## Cleaning up Atlas data - ETHZ ClimWIP
**Function**      : Preprocess netCDF files and restructure the dataset<br>
**Author          : Team BETA**<br>
**First Built**   : 2021.08.11<br>
**Last Update     : 2021.08.13**<br>
**Library**       : os, numpy, netcdf4, xarray<br>
**Description**   : In this notebook serves to clean up Atlas data which is given in netcdf format and aggregate the data into a single file.<br>
**Return Values   : .nc files**<br>
**Note**          : All the data is saved to netCDF4 format.
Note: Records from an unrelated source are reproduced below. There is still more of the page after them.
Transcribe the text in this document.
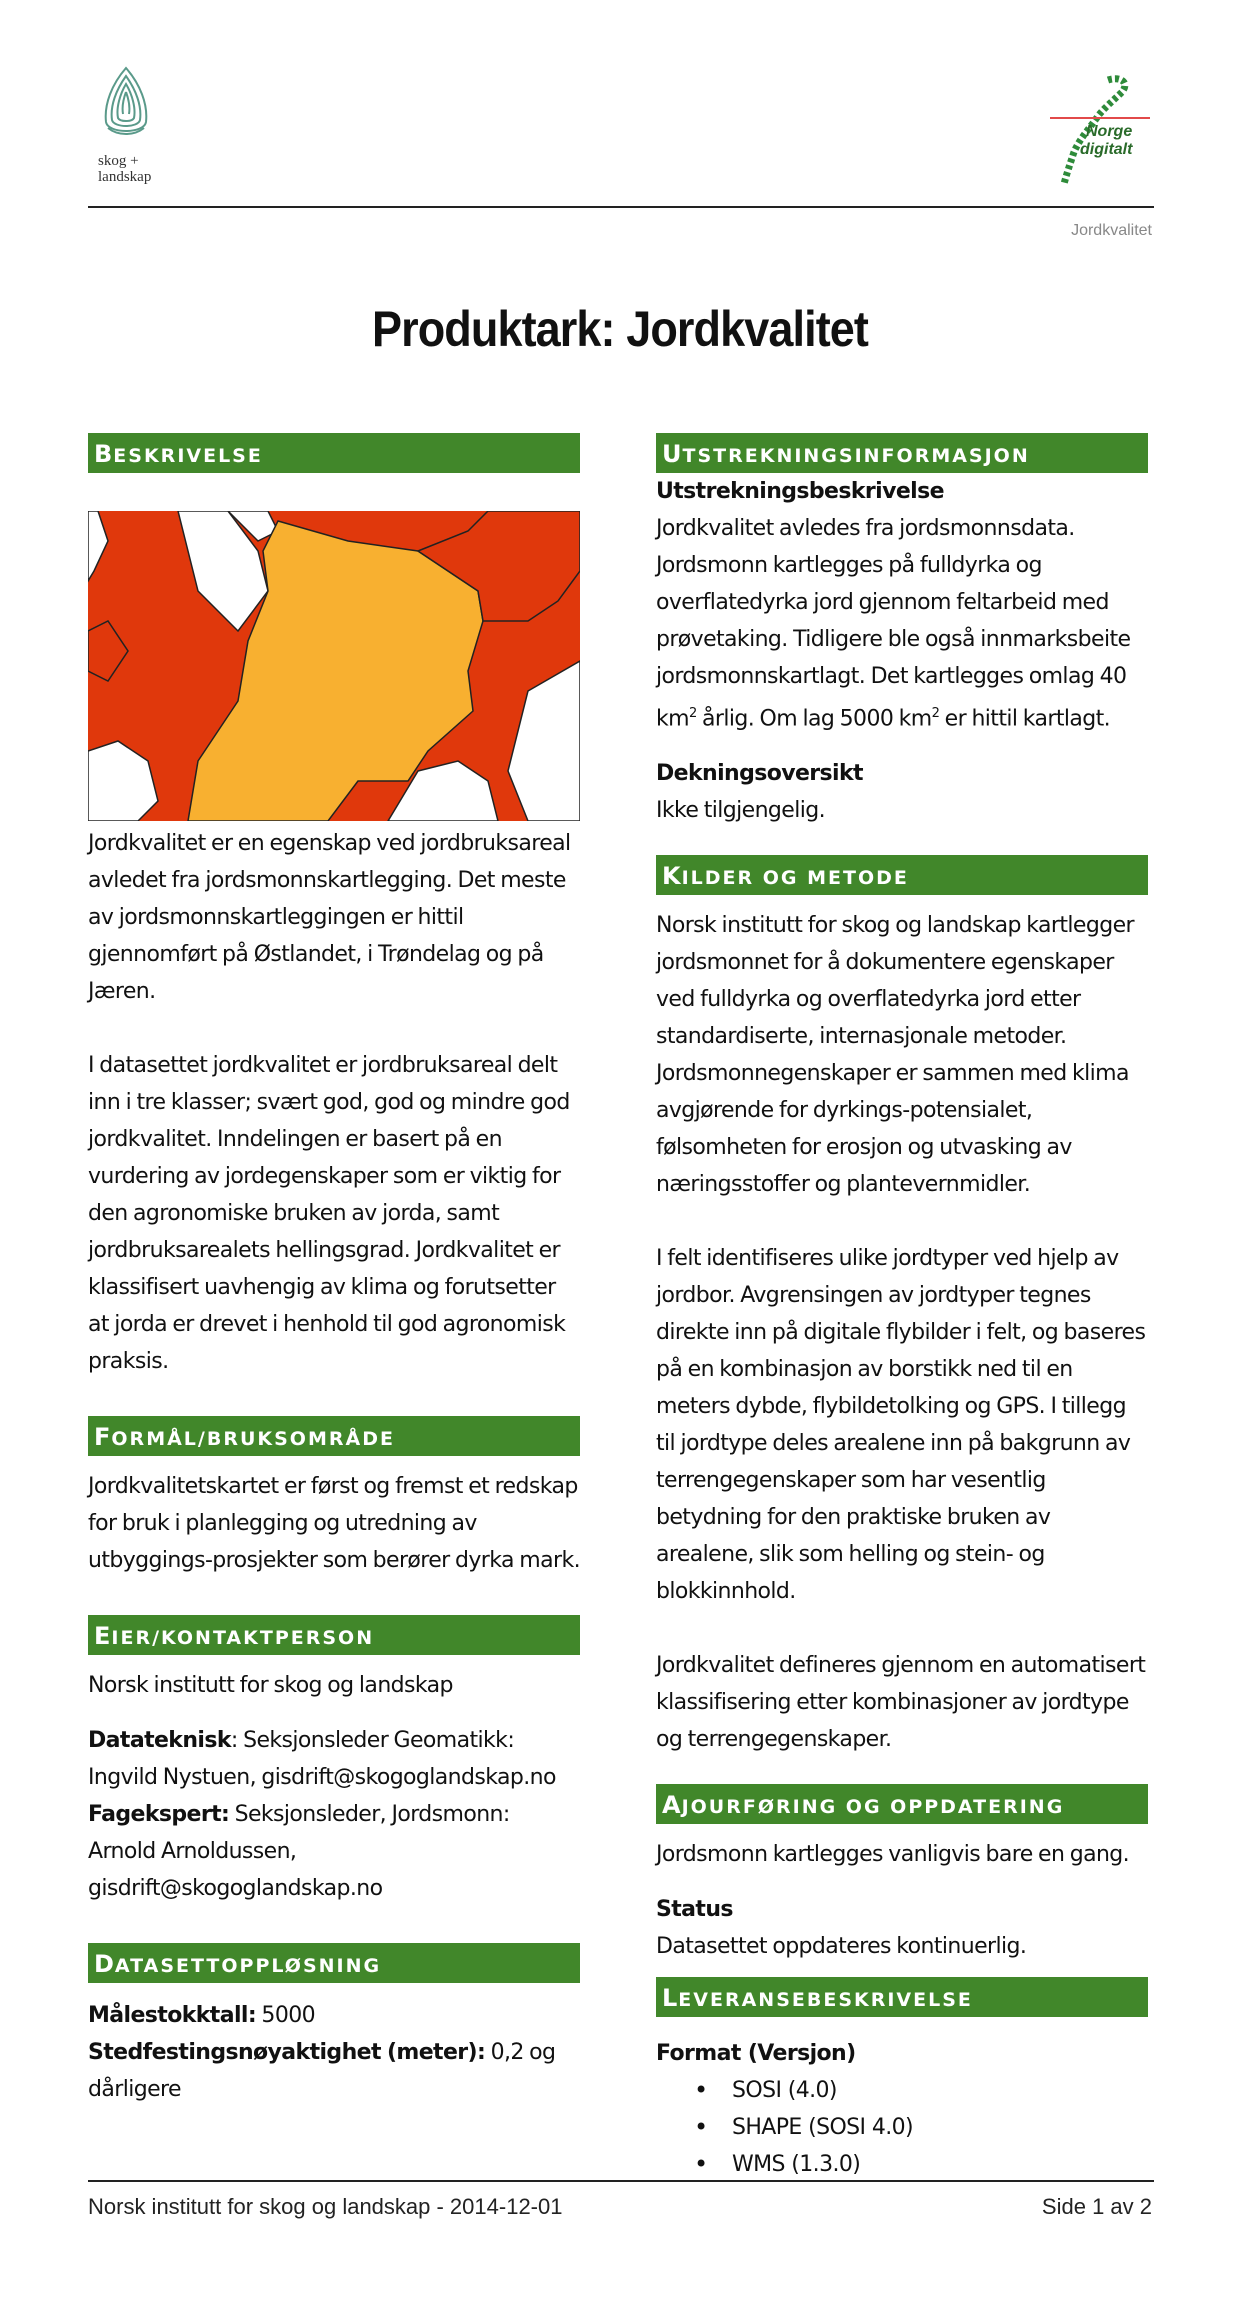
skog + landskap
Norge
digitalt
Jordkvalitet
Produktark: Jordkvalitet
BESKRIVELSE
Jordkvalitet er en egenskap ved jordbruksareal avledet fra jordsmonnskartlegging. Det meste av jordsmonnskartleggingen er hittil gjennomført på Østlandet, i Trøndelag og på Jæren.
I datasettet jordkvalitet er jordbruksareal delt inn i tre klasser; svært god, god og mindre god jordkvalitet. Inndelingen er basert på en vurdering av jordegenskaper som er viktig for den agronomiske bruken av jorda, samt jordbruksarealets hellingsgrad. Jordkvalitet er klassifisert uavhengig av klima og forutsetter at jorda er drevet i henhold til god agronomisk praksis.
FORMÅL/BRUKSOMRÅDE
Jordkvalitetskartet er først og fremst et redskap for bruk i planlegging og utredning av utbyggings-prosjekter som berører dyrka mark.
EIER/KONTAKTPERSON
Norsk institutt for skog og landskap
Datateknisk: Seksjonsleder Geomatikk: Ingvild Nystuen, gisdrift@skogoglandskap.no
Fagekspert: Seksjonsleder, Jordsmonn: Arnold Arnoldussen, gisdrift@skogoglandskap.no
DATASETTOPPLØSNING
Målestokktall: 5000
Stedfestingsnøyaktighet (meter): 0,2 og dårligere
UTSTREKNINGSINFORMASJON
Utstrekningsbeskrivelse
Jordkvalitet avledes fra jordsmonnsdata. Jordsmonn kartlegges på fulldyrka og overflatedyrka jord gjennom feltarbeid med prøvetaking. Tidligere ble også innmarksbeite jordsmonnskartlagt. Det kartlegges omlag 40 $km^2$ årlig. Om lag 5000 $km^2$ er hittil kartlagt.
Dekningsoversikt
Ikke tilgjengelig.
KILDER OG METODE
Norsk institutt for skog og landskap kartlegger jordsmonnet for å dokumentere egenskaper ved fulldyrka og overflatedyrka jord etter standardiserte, internasjonale metoder. Jordsmonnegenskaper er sammen med klima avgjørende for dyrkings-potensialet, følsomheten for erosjon og utvasking av næringsstoffer og plantevernmidler.
I felt identifiseres ulike jordtyper ved hjelp av jordbor. Avgrensingen av jordtyper tegnes direkte inn på digitale flybilder i felt, og baseres på en kombinasjon av borstikk ned til en meters dybde, flybildetolking og GPS. I tillegg til jordtype deles arealene inn på bakgrunn av terrengegenskaper som har vesentlig betydning for den praktiske bruken av arealene, slik som helling og stein- og blokkinnhold.
Jordkvalitet defineres gjennom en automatisert klassifisering etter kombinasjoner av jordtype og terrengegenskaper.
AJOURFØRING OG OPPDATERING
Jordsmonn kartlegges vanligvis bare en gang.
Status
Datasettet oppdateres kontinuerlig.
LEVERANSEBESKRIVELSE
Format (Versjon)
• SOSI (4.0)
• SHAPE (SOSI 4.0)
• WMS (1.3.0)
Norsk institutt for skog og landskap - 2014-12-01	Side 1 av 2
Note that data from different models may vary concerning the resolution and coordinates.<br>

In [1]:
import os
import xarray as xr

### Path
Specify the path to the dataset and the place to save the outputs. <br>

In [2]:
# please specify data path
datapath = '/mnt/d/NLeSC/BETA/EUCP/Atlas'
# please specify output path
output_path = '/mnt/d/NLeSC/BETA/EUCP/Atlas/preprocess'
os.makedirs(output_path, exist_ok = True)

### Extract data
Extract weather/climate data from given netCDF files.

In [3]:
# ETHZ ClimWIP
# first check of data
dataset = xr.open_dataset(os.path.join(datapath,'ETHZ_ClimWIP',
                          'eur_pr_41-60_jja_cmip6_90perc.nc'))
#                          'eur_pr_41-60_jja_cmip6_90perc_rel.nc'))
dataset

In [4]:
# Combining multiple dimensions with a preprocessor
def add_percentile(ds):
    filename = ds.encoding["source"]
    percentile = int(filename.split('_')[-1][:2])
    _, variable, future, season, dataset, _  = filename.split('_')[1:]

    return(ds
           .assign_coords(percentile=percentile).expand_dims('percentile')
          )

# data loader and batch processing
def load_data(project, season, variable):
    # open multiple files with xarray
    ds = xr.open_mfdataset(os.path.join(datapath, 'ETHZ_ClimWIP', f'eur_{variable}_41-60_{season}_{project}_*perc.nc'),
                           preprocess=add_percentile)
    weighted = ds[f'{variable}_mean_weighted'].rename(variable).assign_coords(constrained=1).expand_dims('constrained')
    unweighted = ds[f'{variable}_mean'].rename(variable).assign_coords(constrained=0).expand_dims('constrained')    
    return xr.concat([weighted, unweighted], dim='constrained')

In [5]:
# call the function to preprocess the files and export them as netcdf files
for project in ['cmip6']: #'CORDEX' dataset is not ready
    seasons = []
    for season in ['djf', 'jja']:
        tas = load_data(project, season, 'tas')
        pr = load_data(project, season, 'pr')
        ds = xr.merge([tas, pr]).assign_coords(season=season.upper())
        seasons.append(ds)
    ds = xr.concat(seasons, dim='season')
    ds.to_netcdf(os.path.join(output_path, f'cleaned_ETHZ_ClimWIP_{project.upper()}.nc'))

### Check output
Preview saved data via hvplot. <br>

In [5]:
ds = xr.open_dataset(os.path.join(output_path,'cleaned_ETHZ_ClimWIP_CMIP6.nc'))
ds

### Preview with hvplot
Preview fields from saved files using hvplot.

In [6]:
# interactive plot for preview
import hvplot.xarray
app = ds.hvplot.quadmesh(cmap='coolwarm', coastline=True)
app
# export the app widget
#import panel as pn
#pn.Row(app).save('atlas.html', embed=True)